Voter turnout can be around 50% (as in United States or Switzerland), or around 60% (as in India), or in the 70% zone (as in UK or France), in the 80% zone (as in Australia, Sweden or Germany), or in the 90% zone (as in Belgium and Austria).
Very rarely, the outcome might have been changed, if those not voting, had voted.
For a contrary example, there is a view that in a US election not too long ago, non-white voters in one state were deliberately discouraged from voting because they would have supported the Democratic Party and that state went to the Republicans by the narrowest of margins, also thereby giving the national presidency to the Republicans that year.
But that is hardly the case in Fiji even if some political strategists might be thinking that these extra voters being registered overseas will vote for a particular party (“the best laid plans of mice and men tend to go awry” – Robert Burns).
Voters should remember that in the past Fiji elections, only some 85% to 90% of all registered voters have actually voted, and that is pretty high by international standards.
There would have been very little difference to the outcome, if the remaining 10% to 15% not voting, had actually voted.
Often those not voting are old and infirm (remember that 4% of Fiji’s potential voters are more than 70 years old), or sick, or occupied in some other activity far more important to them personally than voting for a political party who will care little about them for the next four years.
In any case, most absentee voters would have voted in exactly the same way as their other family voters, making little difference to the eventual outcome.
But of course, it always makes a great media story (on television or newspaper) to show a hundred year old staggering along or being carried to a polling booth. Hurray for democracy!
But political parties, candidates and voters should not suffer from any illusion that all these extra voters being registered or the small numbers not being registered, will make any great difference to the final outcome in September.
A financially responsible government would ask: are the extra votes worth the huge extra costs to tax-payers?
Please do note that money for the September election is flowing like water under the Niagara Falls.
When all the costs are added up, these elections will be the most expensive Fiji has ever had, ironically engineered by an unelected government.
Other democratic choices?
For months now, the public has been inundated with messages that in these September elections, Fiji people will have their say on the government they want. Again, hooray for democracy!
But why don’t we take the same principle a step further, on other important and contentious issues where national decision making is just as urgently needed.
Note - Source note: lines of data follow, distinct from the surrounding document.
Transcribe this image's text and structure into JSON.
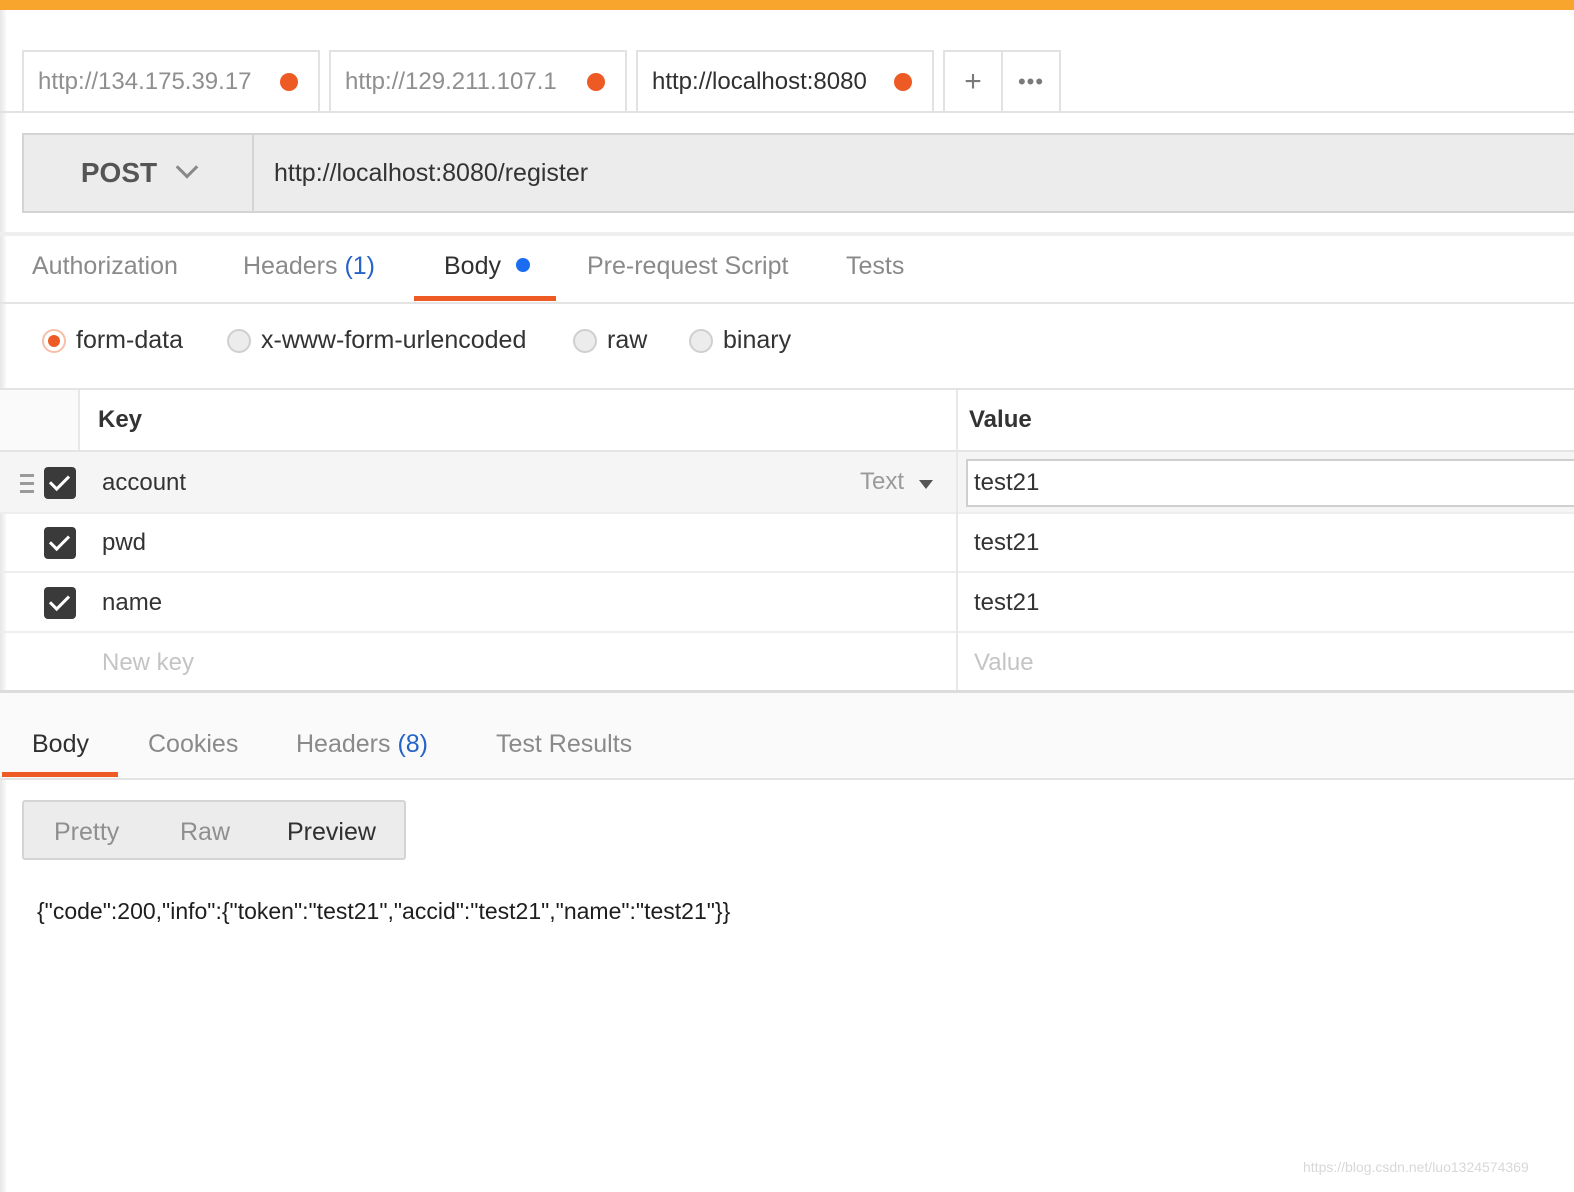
{
  "colors": {
    "accent": "#f8a52d",
    "unsaved_dot": "#ee5a24",
    "active_underline": "#ee5a24",
    "count_blue": "#2563c7",
    "body_dot": "#1a6cf0"
  },
  "tabs": [
    {
      "label": "http://134.175.39.17",
      "unsaved": true,
      "active": false
    },
    {
      "label": "http://129.211.107.1",
      "unsaved": true,
      "active": false
    },
    {
      "label": "http://localhost:8080",
      "unsaved": true,
      "active": true
    }
  ],
  "tab_actions": {
    "add": "+",
    "more": "•••"
  },
  "request": {
    "method": "POST",
    "url": "http://localhost:8080/register"
  },
  "request_tabs": {
    "authorization": "Authorization",
    "headers": "Headers",
    "headers_count": "(1)",
    "body": "Body",
    "prerequest": "Pre-request Script",
    "tests": "Tests",
    "active": "Body"
  },
  "body_modes": {
    "form_data": "form-data",
    "urlencoded": "x-www-form-urlencoded",
    "raw": "raw",
    "binary": "binary",
    "selected": "form-data"
  },
  "table": {
    "key_header": "Key",
    "value_header": "Value",
    "type_label": "Text",
    "rows": [
      {
        "key": "account",
        "value": "test21",
        "checked": true
      },
      {
        "key": "pwd",
        "value": "test21",
        "checked": true
      },
      {
        "key": "name",
        "value": "test21",
        "checked": true
      }
    ],
    "new_key_placeholder": "New key",
    "new_value_placeholder": "Value"
  },
  "response_tabs": {
    "body": "Body",
    "cookies": "Cookies",
    "headers": "Headers",
    "headers_count": "(8)",
    "test_results": "Test Results",
    "active": "Body"
  },
  "view_modes": {
    "pretty": "Pretty",
    "raw": "Raw",
    "preview": "Preview",
    "active": "Preview"
  },
  "response_body": "{\"code\":200,\"info\":{\"token\":\"test21\",\"accid\":\"test21\",\"name\":\"test21\"}}",
  "watermark": "https://blog.csdn.net/luo1324574369"
}
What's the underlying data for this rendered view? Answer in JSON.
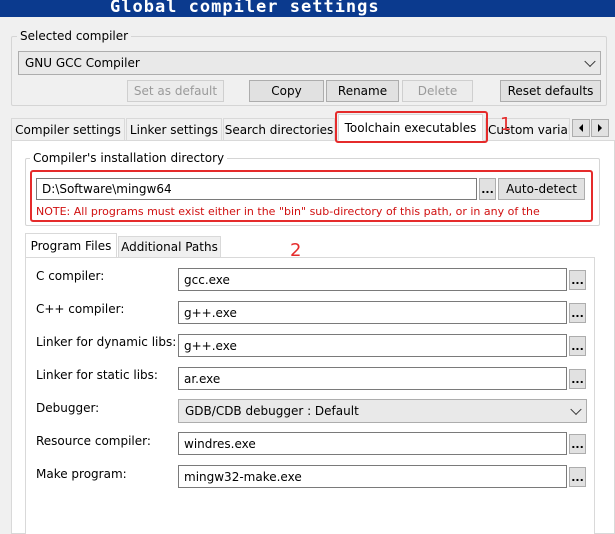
{
  "window": {
    "title": "Global compiler settings"
  },
  "selected_compiler": {
    "legend": "Selected compiler",
    "value": "GNU GCC Compiler",
    "buttons": {
      "set_default": "Set as default",
      "copy": "Copy",
      "rename": "Rename",
      "delete": "Delete",
      "reset": "Reset defaults"
    }
  },
  "tabs": [
    "Compiler settings",
    "Linker settings",
    "Search directories",
    "Toolchain executables",
    "Custom variab"
  ],
  "install_dir": {
    "legend": "Compiler's installation directory",
    "path": "D:\\Software\\mingw64",
    "browse": "...",
    "auto_detect": "Auto-detect",
    "note": "NOTE: All programs must exist either in the \"bin\" sub-directory of this path, or in any of the"
  },
  "subtabs": [
    "Program Files",
    "Additional Paths"
  ],
  "programs": [
    {
      "label": "C compiler:",
      "value": "gcc.exe",
      "kind": "input"
    },
    {
      "label": "C++ compiler:",
      "value": "g++.exe",
      "kind": "input"
    },
    {
      "label": "Linker for dynamic libs:",
      "value": "g++.exe",
      "kind": "input"
    },
    {
      "label": "Linker for static libs:",
      "value": "ar.exe",
      "kind": "input"
    },
    {
      "label": "Debugger:",
      "value": "GDB/CDB debugger : Default",
      "kind": "select"
    },
    {
      "label": "Resource compiler:",
      "value": "windres.exe",
      "kind": "input"
    },
    {
      "label": "Make program:",
      "value": "mingw32-make.exe",
      "kind": "input"
    }
  ],
  "browse_label": "...",
  "annotations": {
    "one": "1",
    "two": "2"
  },
  "colors": {
    "titlebar": "#0b3a8e",
    "highlight": "#e52b2b",
    "note": "#d01010"
  }
}
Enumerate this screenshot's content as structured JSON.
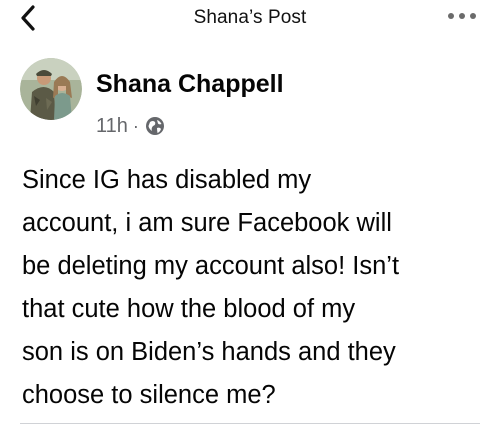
{
  "header": {
    "title": "Shana’s Post"
  },
  "post": {
    "author": "Shana Chappell",
    "time": "11h",
    "separator": "·",
    "privacy_icon": "globe-icon",
    "text": "Since IG has disabled my\naccount, i am sure Facebook will\nbe deleting my account also! Isn’t\nthat cute how the blood of my\nson is on Biden’s hands and they\nchoose to silence me?"
  },
  "icons": {
    "back": "back-chevron-icon",
    "more": "more-options-icon"
  },
  "colors": {
    "text": "#050505",
    "meta": "#65676b"
  }
}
For example, in addition to choosing one number from 280 numbers on the ballot paper, why not also ask voters (i.e. in a national referendum):
(1) which constitution do you want? (tick one):
A The 1997 Constitution
B The Yash Ghai Draft Constitution
C The 2013 Bainimarama Constitution
(2) tick “Yes” or “No” to the question: do you want the GCC returned?
(3) tick “Yes” or “No” to the question: should all Fiji citizens be called “Fijians”?
These are contentious issues on which the people of Fiji can very legitimately give their collective view on, thereby making politicians’ lives that much easier: “if that is what the people want, let them have it”.
Who knows, if all the Opinion Polls are reasonably accurate, the September elections might see the Fiji First Party form government
the people’s democratic choice in the three referenda might give you the majority answering A or B to question 1, and “No” to questions (2) and (3).
But that would really test the Bainimarama Government’s commitment to genuine democracy, wouldn’t it?